When do you need an overdraft?
An overdraft can provide a flexible source of additional funds to cover unexpected expenses, giving you a little more room to breathe when money is tight. You also save on interest costs as you only pay interest on the amount you use.
An overdraft is a good safety net that allows monthly debit orders and timely payments to be honoured even after you’ve exceeded your available funds, helping to protect your credit record and avoid late payment penalties.
How an overdraft works:
- An overdraft is linked to your current account, allowing you to borrow money through your daily banking transaction account, making it easier to stay on top of your expenditures.
- This means there is no need to track or manage a separate credit account, or to transfer available funds between accounts.
- Designed as a revolving facility (your credit is automatically renewed as it’s paid off), an overdraft is a great solution for any temporary cash flow problems, unexpected expenses or emergency costs.

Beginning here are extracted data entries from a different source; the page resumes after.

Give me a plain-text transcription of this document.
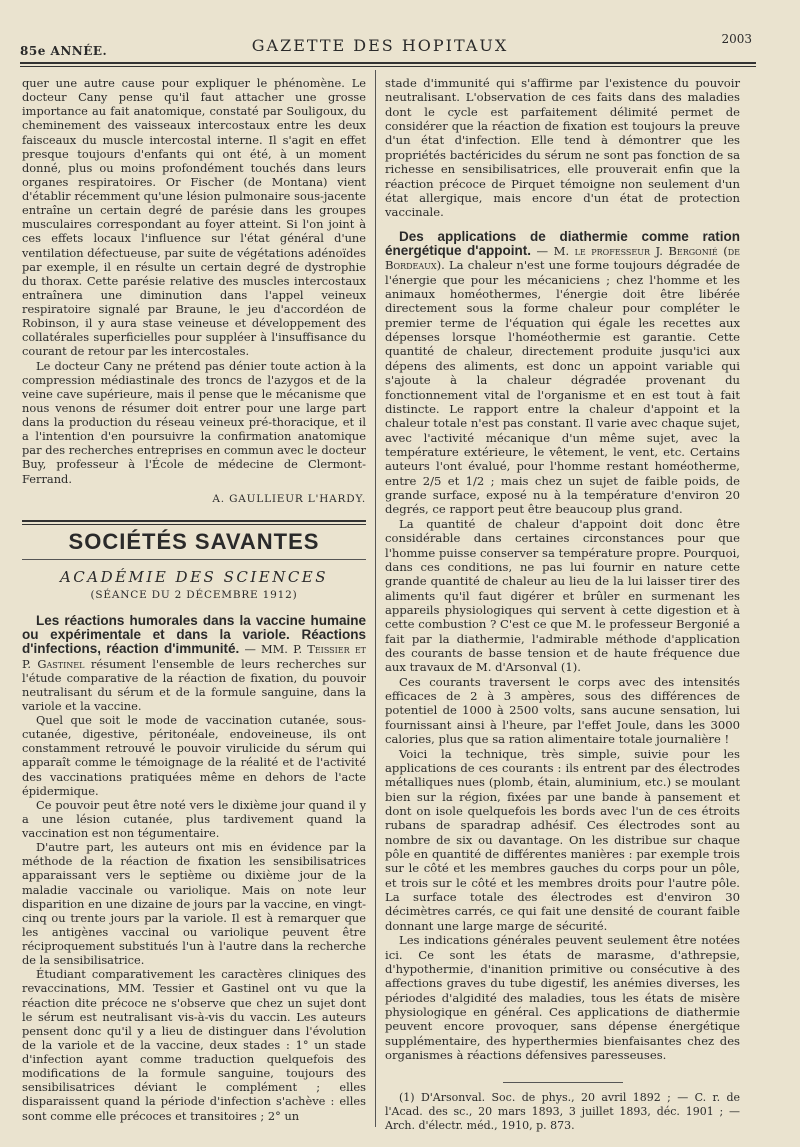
85e ANNÉE.	GAZETTE DES HOPITAUX	2003

quer une autre cause pour expliquer le phénomène. Le docteur Cany pense qu'il faut attacher une grosse importance au fait anatomique, constaté par Souligoux, du cheminement des vaisseaux intercostaux entre les deux faisceaux du muscle intercostal interne. Il s'agit en effet presque toujours d'enfants qui ont été, à un moment donné, plus ou moins profondément touchés dans leurs organes respiratoires. Or Fischer (de Montana) vient d'établir récemment qu'une lésion pulmonaire sous-jacente entraîne un certain degré de parésie dans les groupes musculaires correspondant au foyer atteint. Si l'on joint à ces effets locaux l'influence sur l'état général d'une ventilation défectueuse, par suite de végétations adénoïdes par exemple, il en résulte un certain degré de dystrophie du thorax. Cette parésie relative des muscles intercostaux entraînera une diminution dans l'appel veineux respiratoire signalé par Braune, le jeu d'accordéon de Robinson, il y aura stase veineuse et développement des collatérales superficielles pour suppléer à l'insuffisance du courant de retour par les intercostales.

Le docteur Cany ne prétend pas dénier toute action à la compression médiastinale des troncs de l'azygos et de la veine cave supérieure, mais il pense que le mécanisme que nous venons de résumer doit entrer pour une large part dans la production du réseau veineux pré-thoracique, et il a l'intention d'en poursuivre la confirmation anatomique par des recherches entreprises en commun avec le docteur Buy, professeur à l'École de médecine de Clermont-Ferrand.

A. GAULLIEUR L'HARDY.
SOCIÉTÉS SAVANTES
ACADÉMIE DES SCIENCES
(SÉANCE DU 2 DÉCEMBRE 1912)

Les réactions humorales dans la vaccine humaine ou expérimentale et dans la variole. Réactions d'infections, réaction d'immunité. — MM. P. Teissier et P. Gastinel résument l'ensemble de leurs recherches sur l'étude comparative de la réaction de fixation, du pouvoir neutralisant du sérum et de la formule sanguine, dans la variole et la vaccine.

Quel que soit le mode de vaccination cutanée, sous-cutanée, digestive, péritonéale, endoveineuse, ils ont constamment retrouvé le pouvoir virulicide du sérum qui apparaît comme le témoignage de la réalité et de l'activité des vaccinations pratiquées même en dehors de l'acte épidermique.

Ce pouvoir peut être noté vers le dixième jour quand il y a une lésion cutanée, plus tardivement quand la vaccination est non tégumentaire.

D'autre part, les auteurs ont mis en évidence par la méthode de la réaction de fixation les sensibilisatrices apparaissant vers le septième ou dixième jour de la maladie vaccinale ou variolique. Mais on note leur disparition en une dizaine de jours par la vaccine, en vingt-cinq ou trente jours par la variole. Il est à remarquer que les antigènes vaccinal ou variolique peuvent être réciproquement substitués l'un à l'autre dans la recherche de la sensibilisatrice.

Étudiant comparativement les caractères cliniques des revaccinations, MM. Tessier et Gastinel ont vu que la réaction dite précoce ne s'observe que chez un sujet dont le sérum est neutralisant vis-à-vis du vaccin. Les auteurs pensent donc qu'il y a lieu de distinguer dans l'évolution de la variole et de la vaccine, deux stades : 1° un stade d'infection ayant comme traduction quelquefois des modifications de la formule sanguine, toujours des sensibilisatrices déviant le complément ; elles disparaissent quand la période d'infection s'achève : elles sont comme elle précoces et transitoires ; 2° un

stade d'immunité qui s'affirme par l'existence du pouvoir neutralisant. L'observation de ces faits dans des maladies dont le cycle est parfaitement délimité permet de considérer que la réaction de fixation est toujours la preuve d'un état d'infection. Elle tend à démontrer que les propriétés bactéricides du sérum ne sont pas fonction de sa richesse en sensibilisatrices, elle prouverait enfin que la réaction précoce de Pirquet témoigne non seulement d'un état allergique, mais encore d'un état de protection vaccinale.

Des applications de diathermie comme ration énergétique d'appoint. — M. le professeur J. Bergonié (de Bordeaux). La chaleur n'est une forme toujours dégradée de l'énergie que pour les mécaniciens ; chez l'homme et les animaux homéothermes, l'énergie doit être libérée directement sous la forme chaleur pour compléter le premier terme de l'équation qui égale les recettes aux dépenses lorsque l'homéothermie est garantie. Cette quantité de chaleur, directement produite jusqu'ici aux dépens des aliments, est donc un appoint variable qui s'ajoute à la chaleur dégradée provenant du fonctionnement vital de l'organisme et en est tout à fait distincte. Le rapport entre la chaleur d'appoint et la chaleur totale n'est pas constant. Il varie avec chaque sujet, avec l'activité mécanique d'un même sujet, avec la température extérieure, le vêtement, le vent, etc. Certains auteurs l'ont évalué, pour l'homme restant homéotherme, entre 2/5 et 1/2 ; mais chez un sujet de faible poids, de grande surface, exposé nu à la température d'environ 20 degrés, ce rapport peut être beaucoup plus grand.

La quantité de chaleur d'appoint doit donc être considérable dans certaines circonstances pour que l'homme puisse conserver sa température propre. Pourquoi, dans ces conditions, ne pas lui fournir en nature cette grande quantité de chaleur au lieu de la lui laisser tirer des aliments qu'il faut digérer et brûler en surmenant les appareils physiologiques qui servent à cette digestion et à cette combustion ? C'est ce que M. le professeur Bergonié a fait par la diathermie, l'admirable méthode d'application des courants de basse tension et de haute fréquence due aux travaux de M. d'Arsonval (1).

Ces courants traversent le corps avec des intensités efficaces de 2 à 3 ampères, sous des différences de potentiel de 1000 à 2500 volts, sans aucune sensation, lui fournissant ainsi à l'heure, par l'effet Joule, dans les 3000 calories, plus que sa ration alimentaire totale journalière !

Voici la technique, très simple, suivie pour les applications de ces courants : ils entrent par des électrodes métalliques nues (plomb, étain, aluminium, etc.) se moulant bien sur la région, fixées par une bande à pansement et dont on isole quelquefois les bords avec l'un de ces étroits rubans de sparadrap adhésif. Ces électrodes sont au nombre de six ou davantage. On les distribue sur chaque pôle en quantité de différentes manières : par exemple trois sur le côté et les membres gauches du corps pour un pôle, et trois sur le côté et les membres droits pour l'autre pôle. La surface totale des électrodes est d'environ 30 décimètres carrés, ce qui fait une densité de courant faible donnant une large marge de sécurité.

Les indications générales peuvent seulement être notées ici. Ce sont les états de marasme, d'athrepsie, d'hypothermie, d'inanition primitive ou consécutive à des affections graves du tube digestif, les anémies diverses, les périodes d'algidité des maladies, tous les états de misère physiologique en général. Ces applications de diathermie peuvent encore provoquer, sans dépense énergétique supplémentaire, des hyperthermies bienfaisantes chez des organismes à réactions défensives paresseuses.

(1) D'Arsonval. Soc. de phys., 20 avril 1892 ; — C. r. de l'Acad. des sc., 20 mars 1893, 3 juillet 1893, déc. 1901 ; — Arch. d'électr. méd., 1910, p. 873.
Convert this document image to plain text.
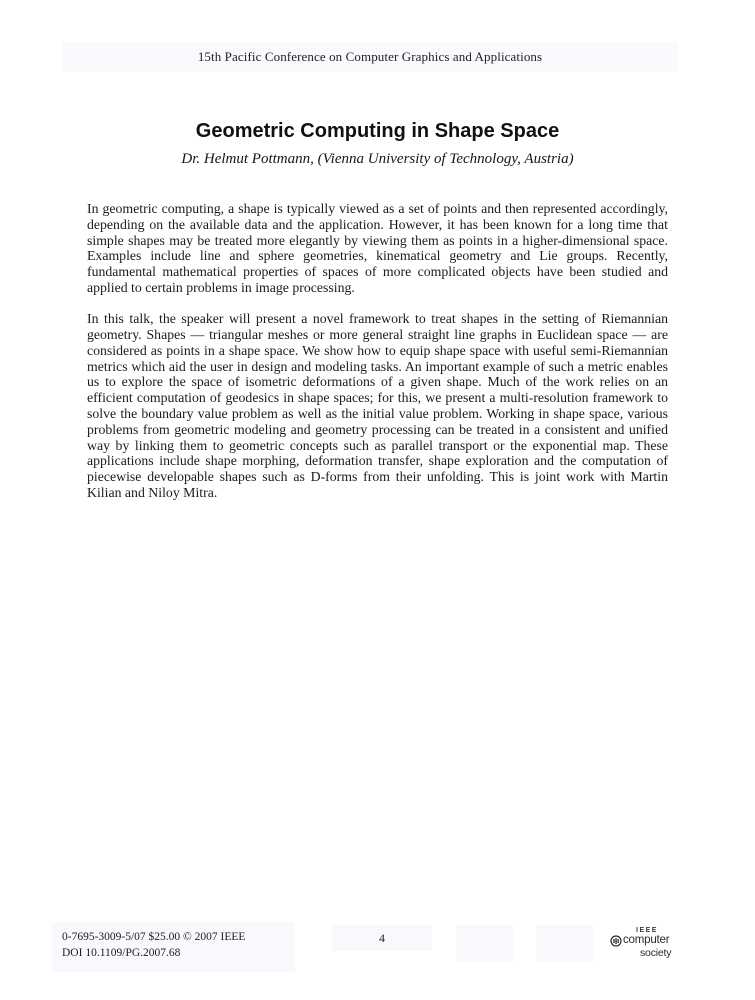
15th Pacific Conference on Computer Graphics and Applications
Geometric Computing in Shape Space
Dr. Helmut Pottmann, (Vienna University of Technology, Austria)

In geometric computing, a shape is typically viewed as a set of points and then represented accordingly, depending on the available data and the application. However, it has been known for a long time that simple shapes may be treated more elegantly by viewing them as points in a higher-dimensional space. Examples include line and sphere geometries, kinematical geometry and Lie groups. Recently, fundamental mathematical properties of spaces of more complicated objects have been studied and applied to certain problems in image processing.

In this talk, the speaker will present a novel framework to treat shapes in the setting of Riemannian geometry. Shapes — triangular meshes or more general straight line graphs in Euclidean space — are considered as points in a shape space. We show how to equip shape space with useful semi-Riemannian metrics which aid the user in design and modeling tasks. An important example of such a metric enables us to explore the space of isometric deformations of a given shape. Much of the work relies on an efficient computation of geodesics in shape spaces; for this, we present a multi-resolution framework to solve the boundary value problem as well as the initial value problem. Working in shape space, various problems from geometric modeling and geometry processing can be treated in a consistent and unified way by linking them to geometric concepts such as parallel transport or the exponential map. These applications include shape morphing, deformation transfer, shape exploration and the computation of piecewise developable shapes such as D-forms from their unfolding. This is joint work with Martin Kilian and Niloy Mitra.

4
0-7695-3009-5/07 $25.00 © 2007 IEEE
DOI 10.1109/PG.2007.68
IEEE
computer
society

- Because you choose your ‘borrow limit’ (the excess amount you can spend on top of your available funds), you have full control over exactly how much you can borrow every month, so you can keep track of your finances and stay within an amount you can manage.
Be careful to not spend all your available funds, and all your additional overdraft, as exceeding your agreed negative balance can be a costly affair in penalties and interest rates.
Alternatively, there are other personal loan options for planned or specific once-off payments.